Bild: ©Wikimedia Commons/ gemeinfrei

Die Juristische Fakultät war ein weiteres Spezifikum der Kölner Neugründung, da sie im Sinne einer Doppelfakultät fungierte. Dort konnte sowohl das gängige Kirchenrecht als auch römisches Recht studiert werden. Diese Kombination ist auch auf dem Siegel der Juristischen Fakultät visuell in Szene gesetzt. Das Siegelbild des Rundsiegels mit 5,2 cm Durchmesser zeigt in einem Vierpass mittig eine Unterrichtszene. Ein Professor sitzt erhöht an einem Lesepult, während zu seinen Füßen zwei Studenten mit aufgeschlagenen Büchern auf den Knien dargestellt sind. Links der Lehrszene befindet sich ein Dreieckschild mit gekreuzten Schlüsseln, die das kanonische Recht symbolisieren. Rechts der Lehrszene ist der Doppeladler als Zeichen für das Zivilrecht im Schild dargestellt. [14] Die beiden Studiengänge der Kanonistik und Legistik waren nicht strikt getrennt.

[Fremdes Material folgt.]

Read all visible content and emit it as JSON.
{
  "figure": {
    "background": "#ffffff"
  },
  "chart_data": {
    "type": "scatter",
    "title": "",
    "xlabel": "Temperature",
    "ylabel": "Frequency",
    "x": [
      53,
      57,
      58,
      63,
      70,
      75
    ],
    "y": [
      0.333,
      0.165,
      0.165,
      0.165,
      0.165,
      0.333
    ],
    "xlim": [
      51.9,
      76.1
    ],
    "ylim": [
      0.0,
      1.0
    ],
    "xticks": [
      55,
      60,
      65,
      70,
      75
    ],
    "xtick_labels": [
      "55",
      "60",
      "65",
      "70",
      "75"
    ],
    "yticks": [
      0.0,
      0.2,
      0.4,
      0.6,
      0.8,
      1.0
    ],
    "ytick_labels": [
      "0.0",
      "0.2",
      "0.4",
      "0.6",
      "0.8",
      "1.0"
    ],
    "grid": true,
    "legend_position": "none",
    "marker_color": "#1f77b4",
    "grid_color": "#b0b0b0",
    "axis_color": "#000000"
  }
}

Sie konnten miteinander kombiniert werden und Professoren der Kanonistik wie auch Legistik konnten in beiden Fachrichtungen lehren. Allerdings flossen beide Disziplinen nicht immer gleichwertig in die Lehre mit ein. Die Schwerpunkte verschoben sich im Laufe der Zeit immer wieder zugunsten des einen oder anderen Studiengangs, so lag beispielsweise im Zuge der Reformation der Fokus auf der Legistik. [15] Ein im Vorhinein abgeschlossenes Artesstudium war an der Kölner Universität nicht obligatorisch, allerdings wurde dann eine entsprechende Ausbildung der angehenden Juristen gefordert. Auch die Studenten der Rechtswissenschaften mussten nach dem Absolvieren des Grund- und Fortgeschrittenenstudiums selbst in der Lehre tätig werden, um Lizentiat und anschließend nach Wunsch den Doktortitel zu erwerben. [16]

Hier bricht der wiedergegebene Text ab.